Calculate grad(\Phi) in r & r

[ineedmunchies]

[SOLVED] grad operation

Homework Statement

Calculate grad(\Phi) in terms of r and r, where \Phi=\frac{1}{r^{3}}

r= xi + yj + zk
r = magnitude (r)

The r cubed term is scalar by the way, it comes out looking bold for some reason.

The Attempt at a Solution

\Phi = ( \sqrt{x^{2} + y^{2} + z^{2}} )^{-3} = (x^{2} + y^{2} + z^{2})^{\frac{-3}{2}}

grad\Phi = \frac{\partial \Phi}{\partial x}i + \frac{\partial \Phi}{\partial y}j + \frac{\partial \Phi}{\partial z}k

\frac{\partial \Phi}{\partial x} \Rightarrow let (x^{2} + y^{2} + z^{2}) = u

\frac{\partial \Phi}{\partial u} = \frac{-3}{2}u^{\frac{-5}{2}}

\frac{\partial u}{\partial x} = 2x

\frac{\partial \Phi}{\partial x} = 2x(\frac{-3}{2}u^{\frac{-5}{2}})

= -3x((x^{2} + y^{2} + z^{2}))^{\frac{-5}{2}} = -3x( \frac{1}{r^{5}} )

differentials with respect to y and z will be identical except swapping -3x for -3y and -3z.

These will be the terms for i j and k

Giving a final answer of

-\frac{3}{r^{5}} (r).EDIT (again the r^5 term is the magnitude not the vector)

Is this the correct solution? can anybody help?

 

[cristo]

Looks fine to me.

Another way to go about this problem is to use the formula for grad in spherical polar coordinates (see http://www.mas.ncl.ac.uk/~nas13/mas2104/handout5.pdf .pdf for example).

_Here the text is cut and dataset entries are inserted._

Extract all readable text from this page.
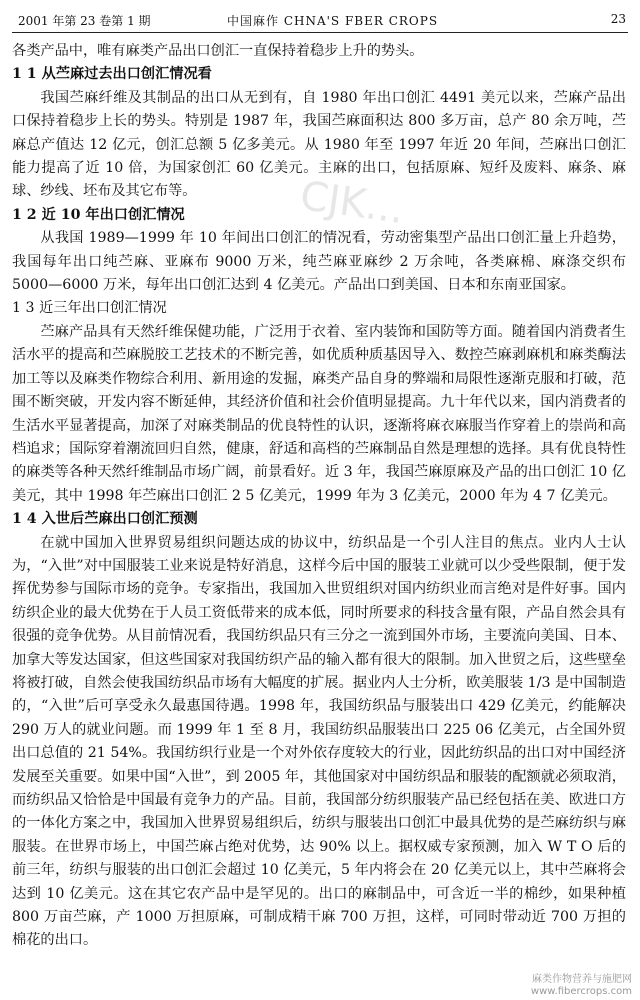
2001 年第 23 卷第 1 期	中国麻作 CHNA'S FBER CROPS	23
CJK...

各类产品中，唯有麻类产品出口创汇一直保持着稳步上升的势头。

1 1 从苎麻过去出口创汇情况看

我国苎麻纤维及其制品的出口从无到有，自 1980 年出口创汇 4491 美元以来，苎麻产品出口保持着稳步上长的势头。特别是 1987 年，我国苎麻面积达 800 多万亩，总产 80 余万吨，苎麻总产值达 12 亿元，创汇总额 5 亿多美元。从 1980 年至 1997 年近 20 年间，苎麻出口创汇能力提高了近 10 倍，为国家创汇 60 亿美元。主麻的出口，包括原麻、短纤及废料、麻条、麻球、纱线、坯布及其它布等。

1 2 近 10 年出口创汇情况

从我国 1989—1999 年 10 年间出口创汇的情况看，劳动密集型产品出口创汇量上升趋势，我国每年出口纯苎麻、亚麻布 9000 万米，纯苎麻亚麻纱 2 万余吨，各类麻棉、麻涤交织布 5000—6000 万米，每年出口创汇达到 4 亿美元。产品出口到美国、日本和东南亚国家。

1 3 近三年出口创汇情况

苎麻产品具有天然纤维保健功能，广泛用于衣着、室内装饰和国防等方面。随着国内消费者生活水平的提高和苎麻脱胶工艺技术的不断完善，如优质种质基因导入、数控苎麻剥麻机和麻类酶法加工等以及麻类作物综合利用、新用途的发掘，麻类产品自身的弊端和局限性逐渐克服和打破，范围不断突破，开发内容不断延伸，其经济价值和社会价值明显提高。九十年代以来，国内消费者的生活水平显著提高，加深了对麻类制品的优良特性的认识，逐渐将麻衣麻服当作穿着上的崇尚和高档追求；国际穿着潮流回归自然，健康，舒适和高档的苎麻制品自然是理想的选择。具有优良特性的麻类等各种天然纤维制品市场广阔，前景看好。近 3 年，我国苎麻原麻及产品的出口创汇 10 亿美元，其中 1998 年苎麻出口创汇 2 5 亿美元，1999 年为 3 亿美元，2000 年为 4 7 亿美元。

1 4 入世后苎麻出口创汇预测

在就中国加入世界贸易组织问题达成的协议中，纺织品是一个引人注目的焦点。业内人士认为，“入世”对中国服装工业来说是特好消息，这样今后中国的服装工业就可以少受些限制，便于发挥优势参与国际市场的竞争。专家指出，我国加入世贸组织对国内纺织业而言绝对是件好事。国内纺织企业的最大优势在于人员工资低带来的成本低，同时所要求的科技含量有限，产品自然会具有很强的竞争优势。从目前情况看，我国纺织品只有三分之一流到国外市场，主要流向美国、日本、加拿大等发达国家，但这些国家对我国纺织产品的输入都有很大的限制。加入世贸之后，这些壁垒将被打破，自然会使我国纺织品市场有大幅度的扩展。据业内人士分析，欧美服装 1/3 是中国制造的，“入世”后可享受永久最惠国待遇。1998 年，我国纺织品与服装出口 429 亿美元，约能解决 290 万人的就业问题。而 1999 年 1 至 8 月，我国纺织品服装出口 225 06 亿美元，占全国外贸出口总值的 21 54%。我国纺织行业是一个对外依存度较大的行业，因此纺织品的出口对中国经济发展至关重要。如果中国“入世”，到 2005 年，其他国家对中国纺织品和服装的配额就必须取消，而纺织品又恰恰是中国最有竞争力的产品。目前，我国部分纺织服装产品已经包括在美、欧进口方的一体化方案之中，我国加入世界贸易组织后，纺织与服装出口创汇中最具优势的是苎麻纺织与麻服装。在世界市场上，中国苎麻占绝对优势，达 90% 以上。据权威专家预测，加入 W T O 后的前三年，纺织与服装的出口创汇会超过 10 亿美元，5 年内将会在 20 亿美元以上，其中苎麻将会达到 10 亿美元。这在其它农产品中是罕见的。出口的麻制品中，可含近一半的棉纱，如果种植 800 万亩苎麻，产 1000 万担原麻，可制成精干麻 700 万担，这样，可同时带动近 700 万担的棉花的出口。

麻类作物营养与施肥网
www.fibercrops.com
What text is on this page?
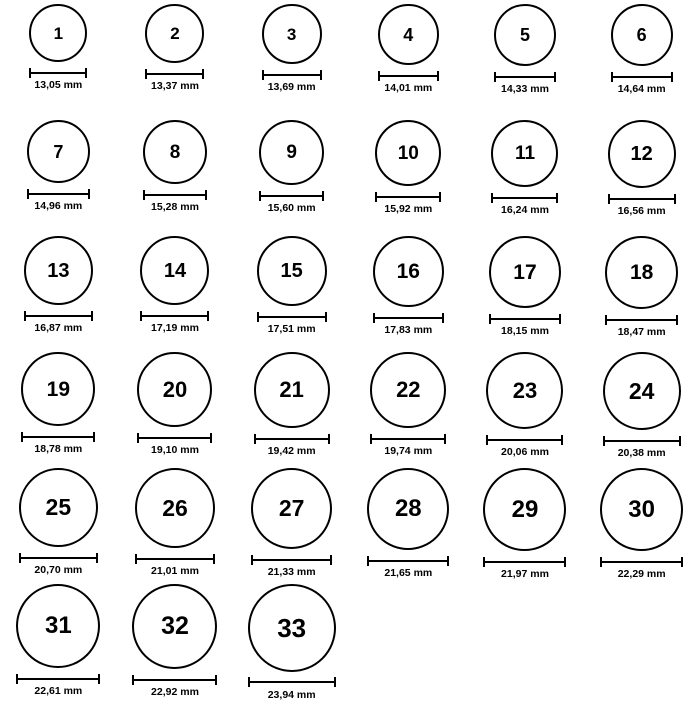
1
13,05 mm
2
13,37 mm
3
13,69 mm
4
14,01 mm
5
14,33 mm
6
14,64 mm
7
14,96 mm
8
15,28 mm
9
15,60 mm
10
15,92 mm
11
16,24 mm
12
16,56 mm
13
16,87 mm
14
17,19 mm
15
17,51 mm
16
17,83 mm
17
18,15 mm
18
18,47 mm
19
18,78 mm
20
19,10 mm
21
19,42 mm
22
19,74 mm
23
20,06 mm
24
20,38 mm
25
20,70 mm
26
21,01 mm
27
21,33 mm
28
21,65 mm
29
21,97 mm
30
22,29 mm
31
22,61 mm
32
22,92 mm
33
23,94 mm
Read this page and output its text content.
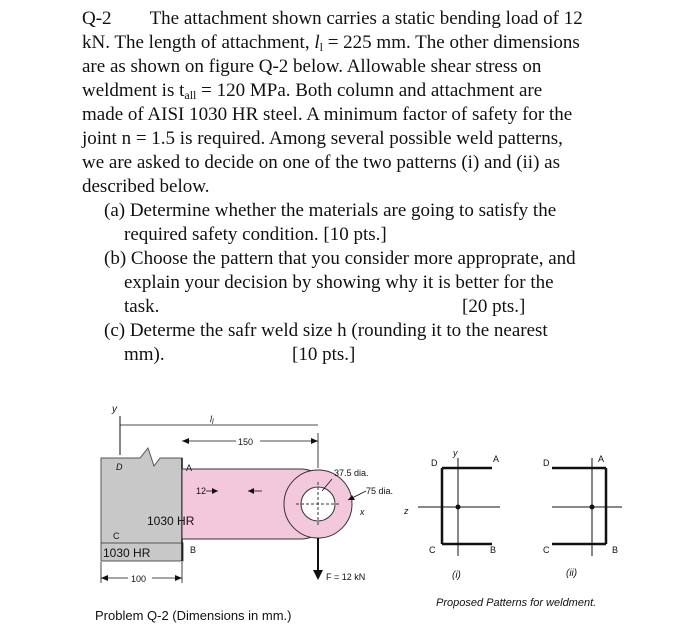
Q-2 The attachment shown carries a static bending load of 12
kN. The length of attachment, $l_l = 225$ mm. The other dimensions
are as shown on figure Q-2 below. Allowable shear stress on
weldment is $t_{all} = 120$ MPa. Both column and attachment are
made of AISI 1030 HR steel. A minimum factor of safety for the
joint n = 1.5 is required. Among several possible weld patterns,
we are asked to decide on one of the two patterns (i) and (ii) as
described below.
(a) Determine whether the materials are going to satisfy the
required safety condition. [10 pts.]
(b) Choose the pattern that you consider more approprate, and
explain your decision by showing why it is better for the
task.	[20 pts.]
(c) Determe the safr weld size h (rounding it to the nearest
mm).	[10 pts.]
y
$l_l$
150
12
D	A
B
C
1030 HR
1030 HR
37.5 dia.
75 dia.
x	z
F = 12 kN
100
y
D	A
B
C
(i)
D	A
B
C
(ii)
Proposed Patterns for weldment.
Problem Q-2 (Dimensions in mm.)
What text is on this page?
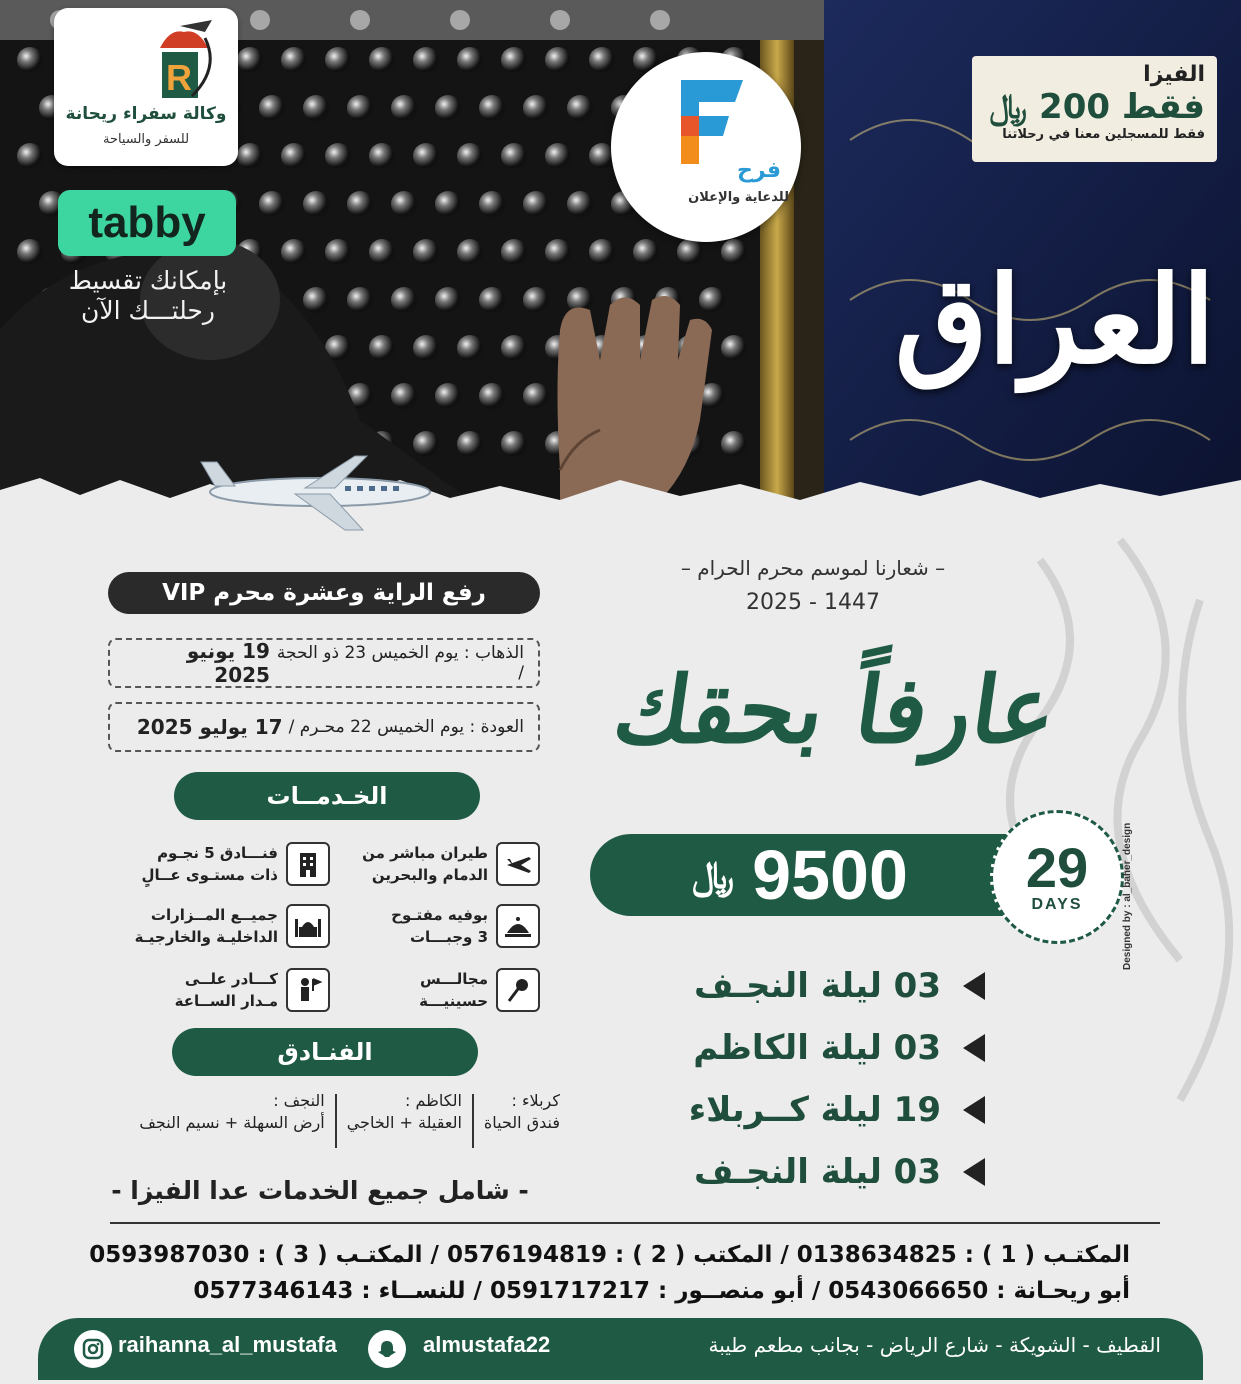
R
وكالة سفراء ريحانة
للسفر والسياحة
فرح
للدعاية والإعلان
tabby
بإمكانك تقسيط
رحلتـــك الآن
الفيزا
فقط 200 ﷼
فقط للمسجلين معنا في رحلاتنا
العراق
– شعارنا لموسم محرم الحرام –
2025 - 1447
عارفاً بحقك
رفع الراية وعشرة محرم VIP
الذهاب : يوم الخميس 23 ذو الحجة /
19 يونيو 2025
العودة : يوم الخميس 22 محـرم /
17 يوليو 2025
الخـدمــات
طيران مباشر من
الدمام والبحرين
فنـــادق 5 نجـوم
ذات مستـوى عــالٍ
بوفيه مفتـوح
3 وجبـــات
جميــع المــزارات
الداخليـة والخارجيـة
مجالـــس
حسينيـــة
كـــادر علــى
مـدار الســاعة
الفنـادق
كربلاء :
فندق الحياة
الكاظم :
العقيلة + الخاجي
النجف :
أرض السهلة + نسيم النجف
- شامل جميع الخدمات عدا الفيزا -
﷼ 9500 29
DAYS	Designed by : al_baher_design
03 ليلة النجـف
03 ليلة الكاظم
19 ليلة كــربلاء
03 ليلة النجـف
المكتـب ( 1 ) : 0138634825 / المكتب ( 2 ) : 0576194819 / المكتـب ( 3 ) : 0593987030
أبو ريحـانة : 0543066650 / أبو منصــور : 0591717217 / للنســاء : 0577346143
raihanna_al_mustafa	almustafa22	القطيف - الشويكة - شارع الرياض - بجانب مطعم طيبة
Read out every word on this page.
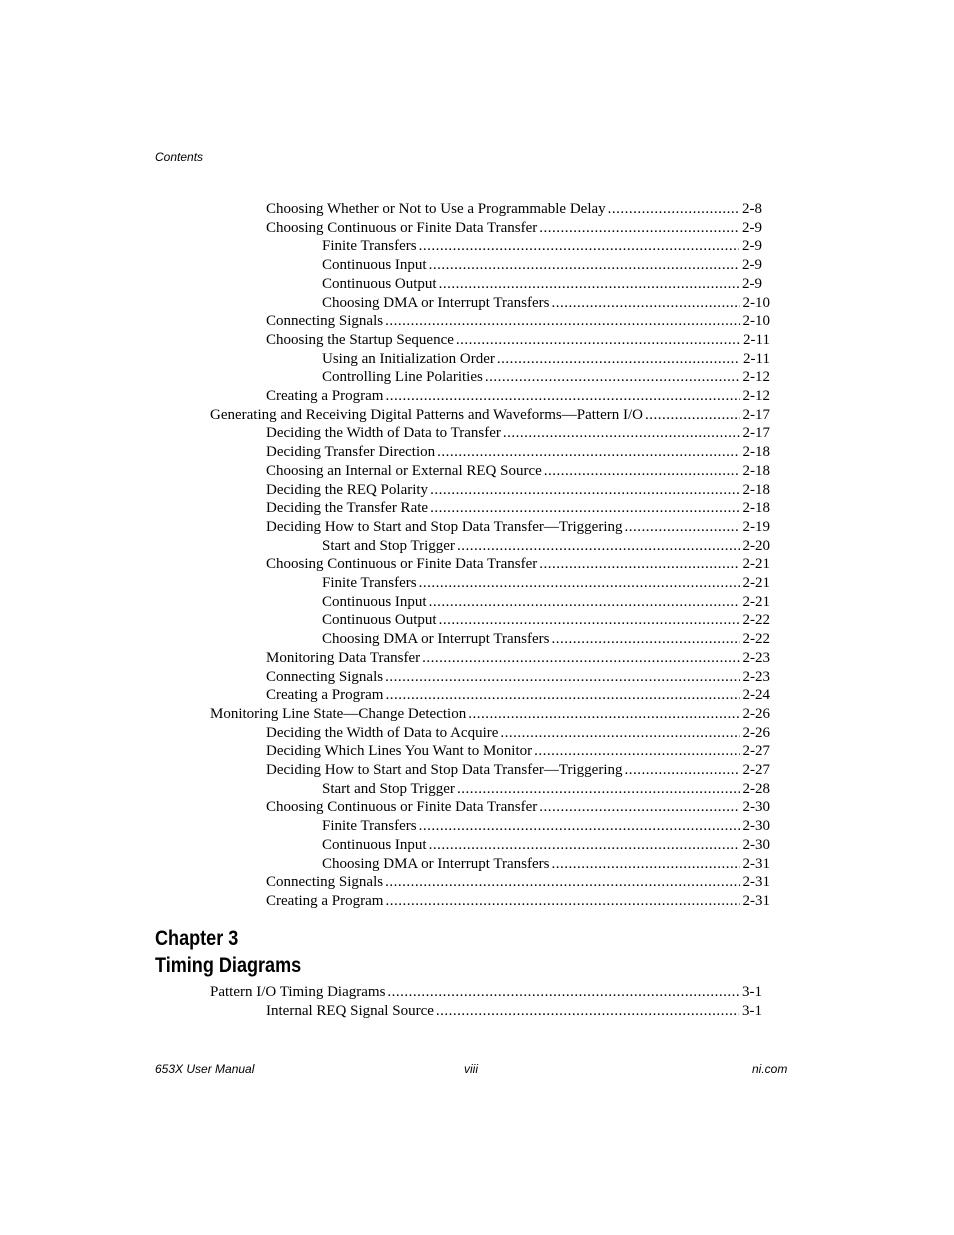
Contents
Choosing Whether or Not to Use a Programmable Delay .....	2-8
Choosing Continuous or Finite Data Transfer .....	2-9
Finite Transfers .....	2-9
Continuous Input .....	2-9
Continuous Output .....	2-9
Choosing DMA or Interrupt Transfers .....	2-10
Connecting Signals .....	2-10
Choosing the Startup Sequence .....	2-11
Using an Initialization Order .....	2-11
Controlling Line Polarities .....	2-12
Creating a Program .....	2-12
Generating and Receiving Digital Patterns and Waveforms—Pattern I/O .....	2-17
Deciding the Width of Data to Transfer .....	2-17
Deciding Transfer Direction .....	2-18
Choosing an Internal or External REQ Source .....	2-18
Deciding the REQ Polarity .....	2-18
Deciding the Transfer Rate .....	2-18
Deciding How to Start and Stop Data Transfer—Triggering .....	2-19
Start and Stop Trigger .....	2-20
Choosing Continuous or Finite Data Transfer .....	2-21
Finite Transfers .....	2-21
Continuous Input .....	2-21
Continuous Output .....	2-22
Choosing DMA or Interrupt Transfers .....	2-22
Monitoring Data Transfer .....	2-23
Connecting Signals .....	2-23
Creating a Program .....	2-24
Monitoring Line State—Change Detection .....	2-26
Deciding the Width of Data to Acquire .....	2-26
Deciding Which Lines You Want to Monitor .....	2-27
Deciding How to Start and Stop Data Transfer—Triggering .....	2-27
Start and Stop Trigger .....	2-28
Choosing Continuous or Finite Data Transfer .....	2-30
Finite Transfers .....	2-30
Continuous Input .....	2-30
Choosing DMA or Interrupt Transfers .....	2-31
Connecting Signals .....	2-31
Creating a Program .....	2-31
Chapter 3
Timing Diagrams
Pattern I/O Timing Diagrams .....	3-1
Internal REQ Signal Source .....	3-1
653X User Manual	viii	ni.com
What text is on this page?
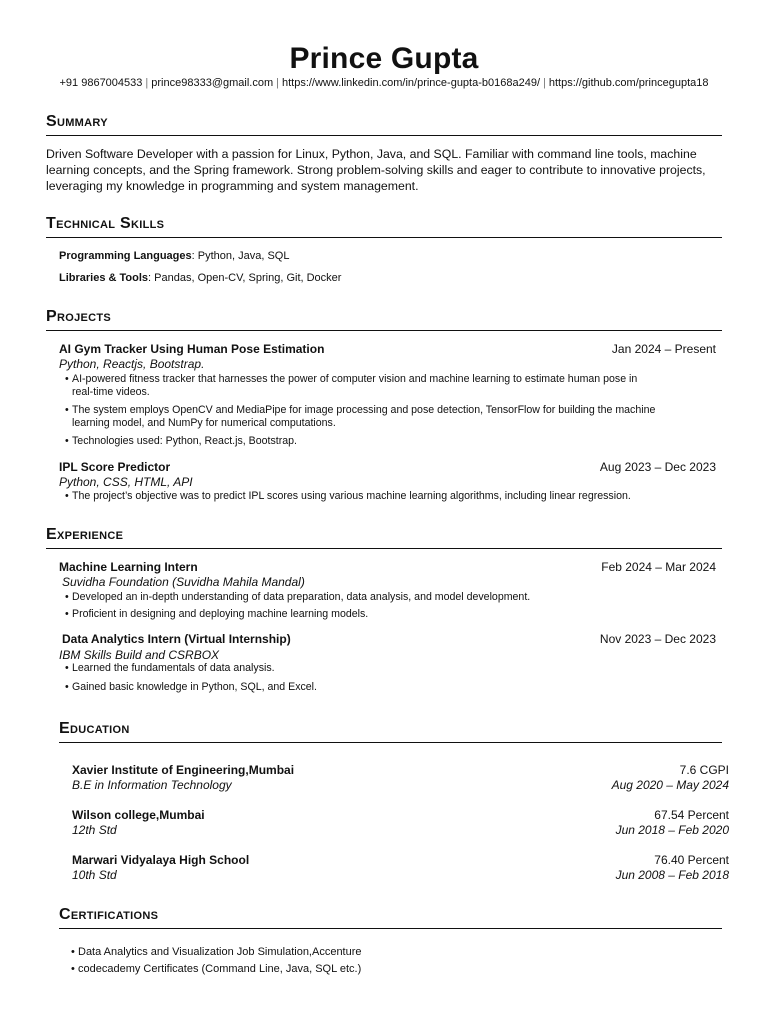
Prince Gupta
+91 9867004533 | prince98333@gmail.com | https://www.linkedin.com/in/prince-gupta-b0168a249/ | https://github.com/princegupta18
Summary
Driven Software Developer with a passion for Linux, Python, Java, and SQL. Familiar with command line tools, machine
learning concepts, and the Spring framework. Strong problem-solving skills and eager to contribute to innovative projects,
leveraging my knowledge in programming and system management.
Technical Skills
Programming Languages: Python, Java, SQL
Libraries & Tools: Pandas, Open-CV, Spring, Git, Docker
Projects
AI Gym Tracker Using Human Pose Estimation	Jan 2024 – Present
Python, Reactjs, Bootstrap.
• AI-powered fitness tracker that harnesses the power of computer vision and machine learning to estimate human pose in
real-time videos.
• The system employs OpenCV and MediaPipe for image processing and pose detection, TensorFlow for building the machine
learning model, and NumPy for numerical computations.
• Technologies used: Python, React.js, Bootstrap.
IPL Score Predictor	Aug 2023 – Dec 2023
Python, CSS, HTML, API
• The project’s objective was to predict IPL scores using various machine learning algorithms, including linear regression.
Experience
Machine Learning Intern	Feb 2024 – Mar 2024
Suvidha Foundation (Suvidha Mahila Mandal)
• Developed an in-depth understanding of data preparation, data analysis, and model development.
• Proficient in designing and deploying machine learning models.
Data Analytics Intern (Virtual Internship)	Nov 2023 – Dec 2023
IBM Skills Build and CSRBOX
• Learned the fundamentals of data analysis.
• Gained basic knowledge in Python, SQL, and Excel.
Education
Xavier Institute of Engineering,Mumbai	7.6 CGPI
B.E in Information Technology	Aug 2020 – May 2024
Wilson college,Mumbai	67.54 Percent
12th Std	Jun 2018 – Feb 2020
Marwari Vidyalaya High School	76.40 Percent
10th Std	Jun 2008 – Feb 2018
Certifications
• Data Analytics and Visualization Job Simulation,Accenture
• codecademy Certificates (Command Line, Java, SQL etc.)
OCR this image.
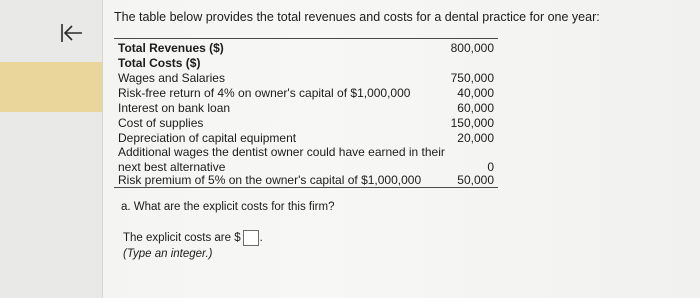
The table below provides the total revenues and costs for a dental practice for one year:
Total Revenues ($)	800,000
Total Costs ($)
Wages and Salaries	750,000
Risk-free return of 4% on owner's capital of $1,000,000	40,000
Interest on bank loan	60,000
Cost of supplies	150,000
Depreciation of capital equipment	20,000
Additional wages the dentist owner could have earned in their
next best alternative	0
Risk premium of 5% on the owner's capital of $1,000,000	50,000
a. What are the explicit costs for this firm?
The explicit costs are $ .
(Type an integer.)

In this case, it will reduce to \nabla\left(\frac{1}{r^3}\right)=\hat{\bold{r}}\frac{\partial}{\partial r}(r^{-3})=\hat{\bold{r}}\cdot\frac{-3}{r^4} which is the same result.

 

[Phrak]

r= \sqrt{x^{2} + y^{2} + z^{2}}

you will need to rethink your unit vector r.

 

[ineedmunchies]

Thank you very much

EDIT: what do you mean phrak? i used the equation you give for the magnitude of r, and it is not a unit vector in my question.

 

[cristo]

r= \sqrt{x^{2} + y^{2} + z^{2}}

you will need to rethink your unit vector r.

His r isn't a unit vector, it is \bold{r}=(x,y,z). The unit vector, which I denoted with a hat, is then \hat{\bold{r}}=\frac{\bold{r}}{r}

 

[Phrak]

Thanks, Cristo. my bad. I didn't read far enough.